Industry observers weigh in on the outlook of Singapore’s different real estate sectors following Covid-19
Retail sector: Paradigm shift
“Retail sales for the past 12 months have been in the red, and every retailer and landlord is grappling with e-commerce and possibly consumerism fatigue. Covid-19 is the gastric flu that will force the industry to purge any mall that doesn’t cut it,” opines Desmond Sim, head of research for South-east Asia at CBRE Singapore.
Alan Cheong, executive director for Research and Consultancy at Savills Singapore, posits that this is an opportune time to restructure on many fronts. “Presently, the majority of landlords collect a high base rent and a Gross Turnover (GTO) rent, whichever is higher. The restructuring would entail more emphasis on GTO terms – so that the landlord has more skin in the game… Our retail space isn’t oversupplied yet, but landlords need to work hand-in-hand with retailers. The horse is dead, better start walking!” he cautions.

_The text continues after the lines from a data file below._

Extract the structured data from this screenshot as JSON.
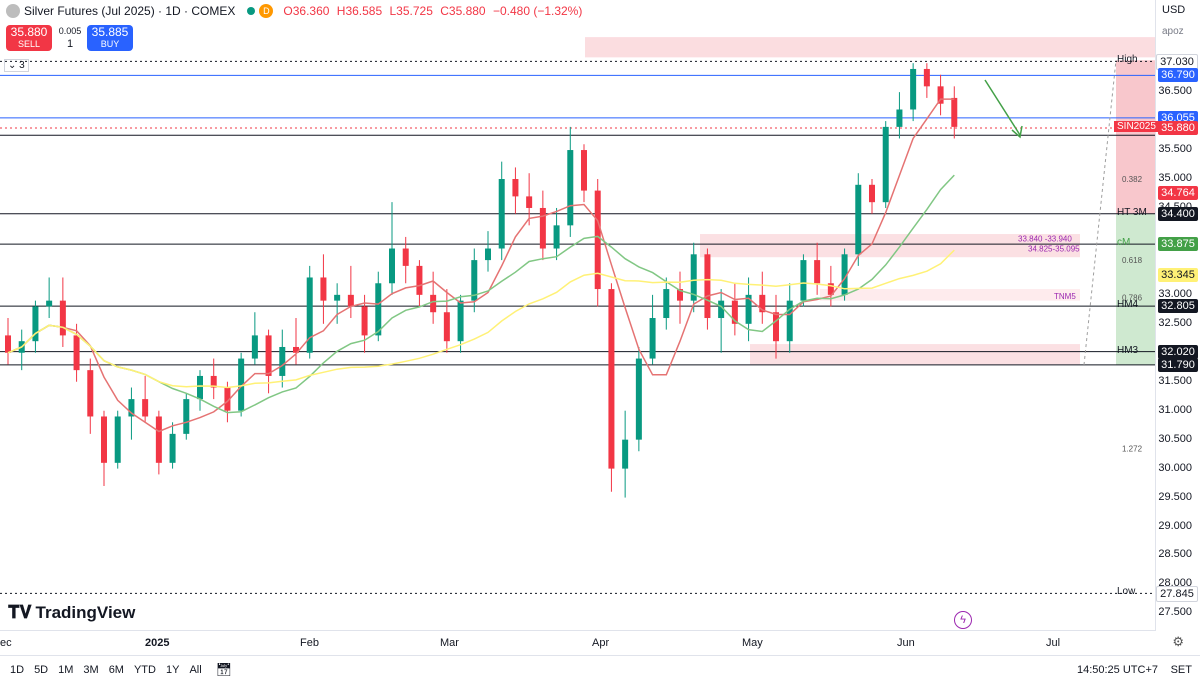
{
  "header": {
    "symbol_title": "Silver Futures (Jul 2025) · 1D · COMEX",
    "open": "O36.360",
    "high": "H36.585",
    "low": "L35.725",
    "close": "C35.880",
    "change": "−0.480 (−1.32%)",
    "sell_price": "35.880",
    "sell_label": "SELL",
    "spread": "0.005",
    "qty": "1",
    "buy_price": "35.885",
    "buy_label": "BUY",
    "indicator_count": "3",
    "status_letter": "D"
  },
  "axis_controls": {
    "currency": "USD",
    "scale_mode": "apoz"
  },
  "price_ticks": [
    "37.000",
    "36.500",
    "35.500",
    "35.000",
    "34.500",
    "33.000",
    "32.500",
    "31.500",
    "31.000",
    "30.500",
    "30.000",
    "29.500",
    "29.000",
    "28.500",
    "28.000",
    "27.500"
  ],
  "price_tags": [
    {
      "label": "High",
      "value": "37.030",
      "color": "#ffffff",
      "text": "#131722"
    },
    {
      "label": "",
      "value": "36.790",
      "color": "#2962ff",
      "text": "#ffffff"
    },
    {
      "label": "",
      "value": "36.055",
      "color": "#2962ff",
      "text": "#ffffff"
    },
    {
      "label": "SIN2025",
      "value": "35.880",
      "color": "#f23645",
      "text": "#ffffff"
    },
    {
      "label": "",
      "value": "34.764",
      "color": "#f23645",
      "text": "#ffffff"
    },
    {
      "label": "HT 3M",
      "value": "34.400",
      "color": "#131722",
      "text": "#ffffff"
    },
    {
      "label": "cM",
      "value": "33.875",
      "color": "#43a047",
      "text": "#ffffff"
    },
    {
      "label": "",
      "value": "33.345",
      "color": "#fff176",
      "text": "#131722"
    },
    {
      "label": "HM4",
      "value": "32.805",
      "color": "#131722",
      "text": "#ffffff"
    },
    {
      "label": "HM3",
      "value": "32.020",
      "color": "#131722",
      "text": "#ffffff"
    },
    {
      "label": "",
      "value": "31.790",
      "color": "#131722",
      "text": "#ffffff"
    },
    {
      "label": "Low",
      "value": "27.845",
      "color": "#ffffff",
      "text": "#131722"
    }
  ],
  "annotations": {
    "fib_382": "0.382",
    "fib_618": "0.618",
    "fib_786": "0.786",
    "fib_1272": "1.272",
    "zone_1": "33.840 -33.940",
    "zone_2": "34.825-35.095",
    "tnm": "TNM5"
  },
  "time_labels": [
    "ec",
    "2025",
    "Feb",
    "Mar",
    "Apr",
    "May",
    "Jun",
    "Jul"
  ],
  "bottom": {
    "ranges": [
      "1D",
      "5D",
      "1M",
      "3M",
      "6M",
      "YTD",
      "1Y",
      "All"
    ],
    "clock": "14:50:25 UTC+7",
    "session": "SET"
  },
  "brand": "TradingView",
  "colors": {
    "up": "#089981",
    "down": "#f23645",
    "ma_fast": "#e57373",
    "ma_mid": "#81c784",
    "ma_slow": "#fff176"
  },
  "chart_data": {
    "type": "candlestick",
    "title": "Silver Futures (Jul 2025) · 1D · COMEX",
    "ylim": [
      27.3,
      37.4
    ],
    "x_range": [
      "2024-12-26",
      "2025-06-12"
    ],
    "series_ohlc_approx": [
      [
        32.3,
        32.6,
        31.8,
        32.0
      ],
      [
        32.0,
        32.4,
        31.7,
        32.2
      ],
      [
        32.2,
        32.9,
        32.0,
        32.8
      ],
      [
        32.8,
        33.3,
        32.6,
        32.9
      ],
      [
        32.9,
        33.3,
        32.1,
        32.3
      ],
      [
        32.3,
        32.5,
        31.5,
        31.7
      ],
      [
        31.7,
        31.9,
        30.6,
        30.9
      ],
      [
        30.9,
        31.0,
        29.7,
        30.1
      ],
      [
        30.1,
        31.0,
        30.0,
        30.9
      ],
      [
        30.9,
        31.4,
        30.5,
        31.2
      ],
      [
        31.2,
        31.6,
        30.8,
        30.9
      ],
      [
        30.9,
        31.0,
        29.9,
        30.1
      ],
      [
        30.1,
        30.8,
        30.0,
        30.6
      ],
      [
        30.6,
        31.3,
        30.5,
        31.2
      ],
      [
        31.2,
        31.7,
        31.0,
        31.6
      ],
      [
        31.6,
        31.9,
        31.2,
        31.4
      ],
      [
        31.4,
        31.5,
        30.8,
        31.0
      ],
      [
        31.0,
        32.0,
        30.9,
        31.9
      ],
      [
        31.9,
        32.7,
        31.8,
        32.3
      ],
      [
        32.3,
        32.4,
        31.3,
        31.6
      ],
      [
        31.6,
        32.4,
        31.4,
        32.1
      ],
      [
        32.1,
        32.6,
        31.8,
        32.0
      ],
      [
        32.0,
        33.5,
        31.9,
        33.3
      ],
      [
        33.3,
        33.7,
        32.5,
        32.9
      ],
      [
        32.9,
        33.2,
        32.5,
        33.0
      ],
      [
        33.0,
        33.5,
        32.6,
        32.8
      ],
      [
        32.8,
        33.0,
        32.0,
        32.3
      ],
      [
        32.3,
        33.4,
        32.2,
        33.2
      ],
      [
        33.2,
        34.6,
        33.0,
        33.8
      ],
      [
        33.8,
        34.0,
        33.2,
        33.5
      ],
      [
        33.5,
        33.6,
        32.8,
        33.0
      ],
      [
        33.0,
        33.4,
        32.5,
        32.7
      ],
      [
        32.7,
        33.1,
        32.0,
        32.2
      ],
      [
        32.2,
        33.0,
        32.0,
        32.9
      ],
      [
        32.9,
        33.8,
        32.7,
        33.6
      ],
      [
        33.6,
        34.1,
        33.4,
        33.8
      ],
      [
        33.8,
        35.3,
        33.6,
        35.0
      ],
      [
        35.0,
        35.2,
        34.4,
        34.7
      ],
      [
        34.7,
        35.1,
        34.2,
        34.5
      ],
      [
        34.5,
        34.8,
        33.6,
        33.8
      ],
      [
        33.8,
        34.5,
        33.6,
        34.2
      ],
      [
        34.2,
        35.9,
        34.0,
        35.5
      ],
      [
        35.5,
        35.6,
        34.6,
        34.8
      ],
      [
        34.8,
        35.0,
        32.8,
        33.1
      ],
      [
        33.1,
        33.2,
        29.6,
        30.0
      ],
      [
        30.0,
        31.0,
        29.5,
        30.5
      ],
      [
        30.5,
        32.1,
        30.3,
        31.9
      ],
      [
        31.9,
        33.0,
        31.8,
        32.6
      ],
      [
        32.6,
        33.3,
        32.4,
        33.1
      ],
      [
        33.1,
        33.4,
        32.5,
        32.9
      ],
      [
        32.9,
        33.9,
        32.7,
        33.7
      ],
      [
        33.7,
        33.8,
        32.4,
        32.6
      ],
      [
        32.6,
        33.1,
        32.0,
        32.9
      ],
      [
        32.9,
        33.2,
        32.3,
        32.5
      ],
      [
        32.5,
        33.3,
        32.2,
        33.0
      ],
      [
        33.0,
        33.4,
        32.5,
        32.7
      ],
      [
        32.7,
        33.0,
        31.9,
        32.2
      ],
      [
        32.2,
        33.2,
        32.0,
        32.9
      ],
      [
        32.9,
        33.7,
        32.8,
        33.6
      ],
      [
        33.6,
        33.9,
        33.0,
        33.2
      ],
      [
        33.2,
        33.5,
        32.8,
        33.0
      ],
      [
        33.0,
        33.8,
        32.9,
        33.7
      ],
      [
        33.7,
        35.1,
        33.5,
        34.9
      ],
      [
        34.9,
        35.0,
        34.4,
        34.6
      ],
      [
        34.6,
        36.0,
        34.5,
        35.9
      ],
      [
        35.9,
        36.5,
        35.7,
        36.2
      ],
      [
        36.2,
        37.0,
        36.0,
        36.9
      ],
      [
        36.9,
        37.0,
        36.4,
        36.6
      ],
      [
        36.6,
        36.8,
        36.1,
        36.3
      ],
      [
        36.4,
        36.6,
        35.7,
        35.9
      ]
    ],
    "moving_averages": [
      {
        "name": "MA fast",
        "color": "#e57373",
        "last": 34.764
      },
      {
        "name": "MA mid",
        "color": "#81c784",
        "last": 33.875
      },
      {
        "name": "MA slow",
        "color": "#fff176",
        "last": 33.345
      }
    ],
    "horizontal_levels": [
      37.03,
      36.79,
      36.055,
      35.88,
      35.755,
      34.4,
      33.875,
      32.805,
      32.02,
      31.79,
      27.845
    ]
  }
}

Sim highlights other means of collaboration: “Landlords and retailers have to work together to exploit omni-channelling technology. At present, mall apps are at best a glorified directory. But what if users get a discount on a product they purchase through the app, but collect from the shop? This…also allows the landlords to track sales. Such technology exists yet is not widely implemented. The pandemic will push the industry to think strategically – and act on it.”